Monkeys are almost everywhere in Bali. Sometimes you may meet them on the street close to the tiny jungle, in Pura (Balinese temple), or in a special place dedicated for them, such as the Monkey Forest in Ubud.
Don’t think that they are all friendly! Or that you can stroke them as if you are caressing your pet, don’t you dare do it! Since they live in the open nature, it means that they are likely wild.
How about feeding them?
This kind of question you can ask your driver. Normally, most of them know where or when you are allowed to do that. If they say no, you better keep your generosity until later when you find a safe place to express it.

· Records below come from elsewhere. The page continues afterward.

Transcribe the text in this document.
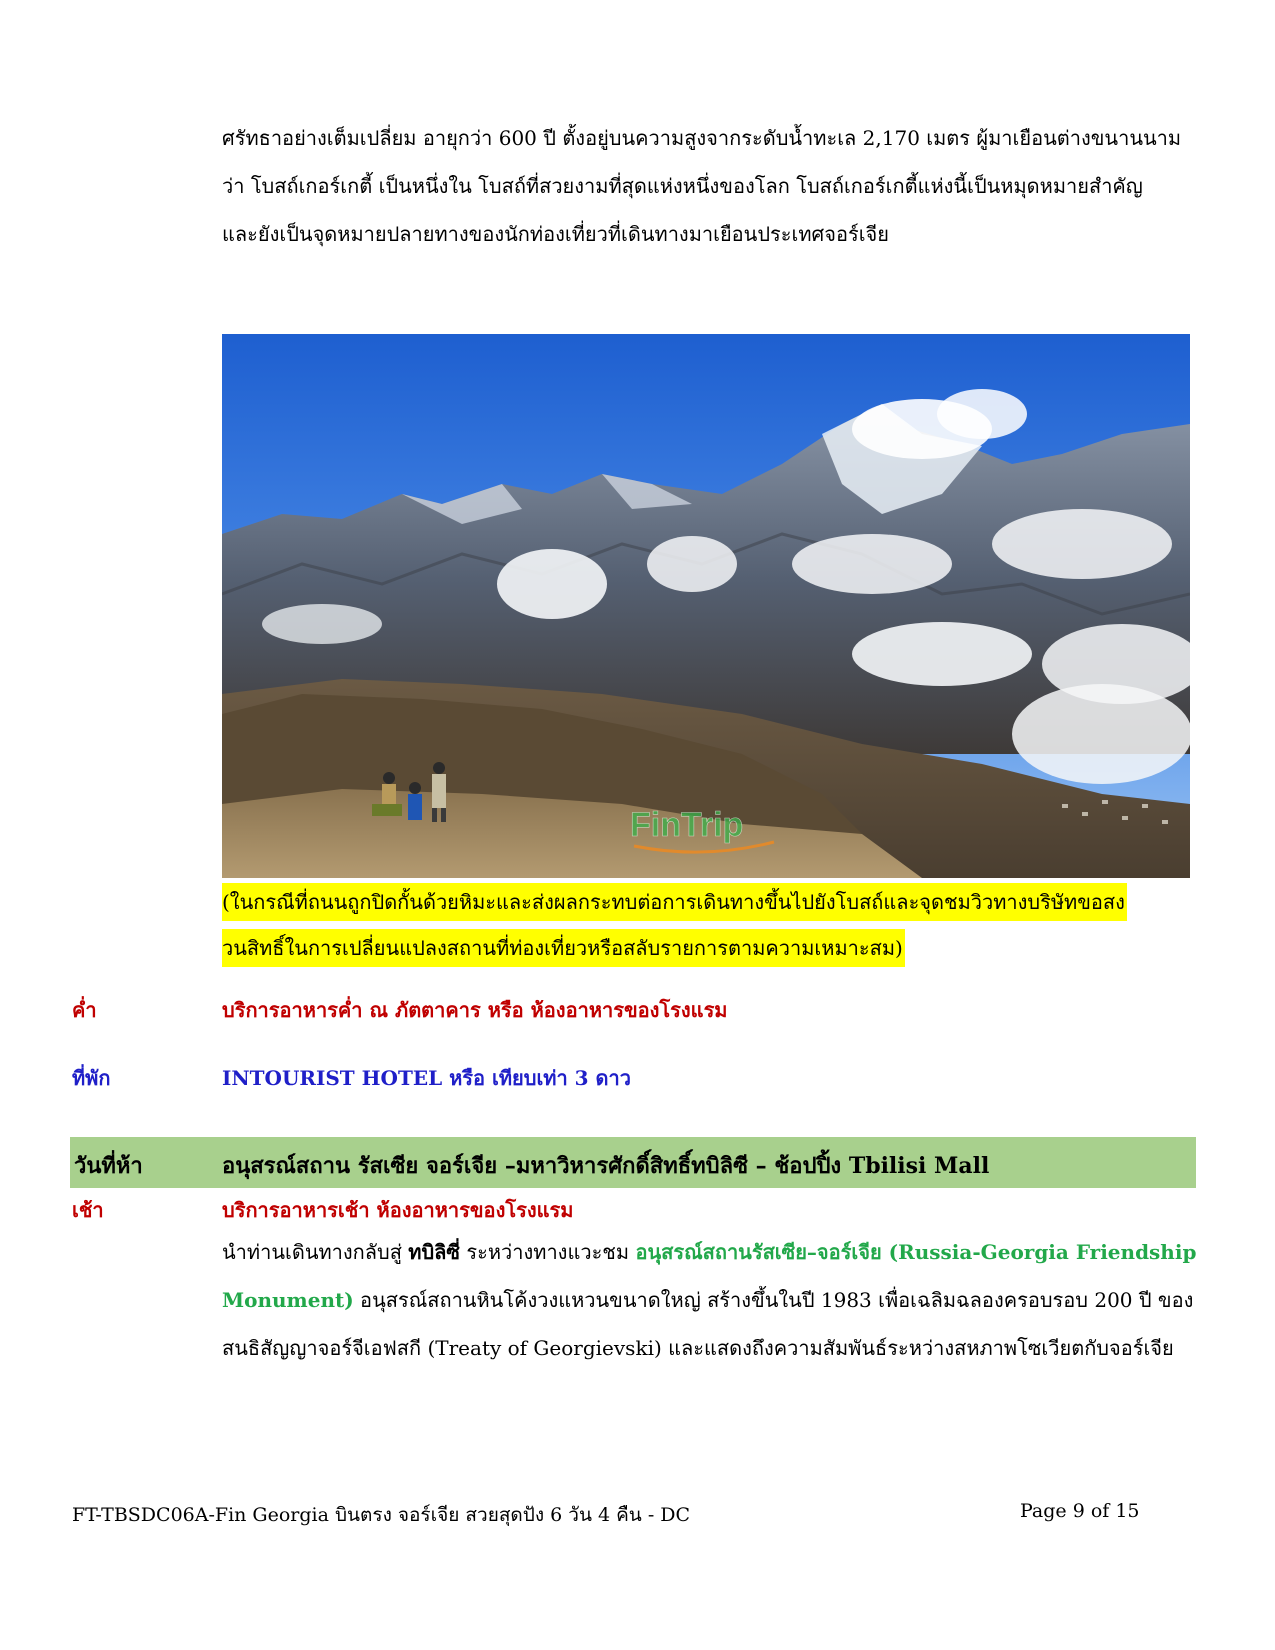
ศรัทธาอย่างเต็มเปลี่ยม อายุกว่า 600 ปี ตั้งอยู่บนความสูงจากระดับน้ำทะเล 2,170 เมตร ผู้มาเยือนต่างขนานนาม
ว่า โบสถ์เกอร์เกตี้ เป็นหนึ่งใน โบสถ์ที่สวยงามที่สุดแห่งหนึ่งของโลก โบสถ์เกอร์เกตี้แห่งนี้เป็นหมุดหมายสำคัญ
และยังเป็นจุดหมายปลายทางของนักท่องเที่ยวที่เดินทางมาเยือนประเทศจอร์เจีย
FinTrip
(ในกรณีที่ถนนถูกปิดกั้นด้วยหิมะและส่งผลกระทบต่อการเดินทางขึ้นไปยังโบสถ์และจุดชมวิวทางบริษัทขอสง
วนสิทธิ์ในการเปลี่ยนแปลงสถานที่ท่องเที่ยวหรือสลับรายการตามความเหมาะสม)
ค่ำ	บริการอาหารค่ำ ณ ภัตตาคาร หรือ ห้องอาหารของโรงแรม
ที่พัก	INTOURIST HOTEL หรือ เทียบเท่า 3 ดาว
วันที่ห้า	อนุสรณ์สถาน รัสเซีย จอร์เจีย –มหาวิหารศักดิ์สิทธิ์ทบิลิซี – ช้อปปิ้ง Tbilisi Mall
เช้า	บริการอาหารเช้า ห้องอาหารของโรงแรม
นำท่านเดินทางกลับสู่ ทบิลิซี่ ระหว่างทางแวะชม อนุสรณ์สถานรัสเซีย–จอร์เจีย (Russia-Georgia Friendship
Monument) อนุสรณ์สถานหินโค้งวงแหวนขนาดใหญ่ สร้างขึ้นในปี 1983 เพื่อเฉลิมฉลองครอบรอบ 200 ปี ของ
สนธิสัญญาจอร์จีเอฟสกี (Treaty of Georgievski) และแสดงถึงความสัมพันธ์ระหว่างสหภาพโซเวียตกับจอร์เจีย
FT-TBSDC06A-Fin Georgia บินตรง จอร์เจีย สวยสุดปัง 6 วัน 4 คืน - DC	Page 9 of 15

I met some monkeys on the way to Pura Ulun Danu. The jolly face of my husband when he first saw this ‘smart, fast, a bit cunning’ creature, made our driver stop his car for a time and allowed us to feed the cute little monkeys that were looking for some brunch.
Where can you get the bananas? Don’t worry about it. At the safe places, you will find a bevy of banana sellers with quite competitive prices. Here, use your practical knowledge in bargaining.
After being so generous to some groups of monkeys, we decided to continue our journey to Pura Ulun Danu. As I mentioned before, Pura is a Balinese Temple that is specifically built to worship a god or a goddess, to pray, and to do any other religious things.
Pura Ulun Danu
Pura Ulun Danu itself is dedicated to Balinese water, lake, and river goddess — Dewi Danu (‘Dewi’ means ‘goddess’ and Danu is the name of the goddess). Until nowadays, this complex of temples has been actively used by Balinese for some ceremonies.
Beside the religious activities, Pura Ulun Danu has become one of the most visited and most iconic landmarks in Bali. Thanks to its stunning design of the temples, perfect surroundings, and also promotions from our government from printing Pura Ulun Danu’s picture on our previous banknotes (50.000 IDR).
Now, don’t forget to bring your jacket. As this Pura is located on the northern part of Bali, which is likely colder than the southern part, and also not so far from the mountains. It would be a wise decision to take your jacket with you.
According to what our driver said, when the tide is low, people can walk to the Lingga Petak temple (the most popular temple among the visitors). Yet, when the tide is high, the temple looks like it is floating on the river. With a mist in the background, I bet you will have a really amazing photo.
Pura Ulun Danu consists of six temples such as Penataran Agung, Dalem Prajapati, Dalem Purwa, Lingga Petak, Taman Beji and one Buddhist stupa. For more information, click this site: http://ulundanuberatan.com/
The Twin Lakes
Our last destination for that day was a lake. Let me correct myself — two lakes. The twin lakes that are situated within striking distance from Pura Ulun Danu — Lake Buyan and Tamblingan. They are twins because they are so close to each other—only separated by a rainforest-covered hill, but connected to each other through the narrow canal.
As we all know, Indonesia has a wealth of volcanoes. People might think that these are just horrible things to be proud of, but we can’t just deny that volcanoes have become part of our life. Volcanoes fertilize our soil, create new species of fruits or vegetables, and form dazzling lakes like these twin lakes.
Not only you can be charmed by its amazing view but, if you who really love to hike, you can hire a local guide to explore these lakes and hills. Don’t imagine using a boat in these lakes like in any other lakes. For the sake of serenity, and for keeping this area from contamination, locals prefer to use traditional boats made from wood, which we usually call ‘Perahu’ (boat).
Personally, I haven’t tried the boat. First, I never believe anything that floats on the water (not even a luxury cruise ship), and second, I didn’t have enough time because I needed to rush to the car to continue my journey to other parts of Bali!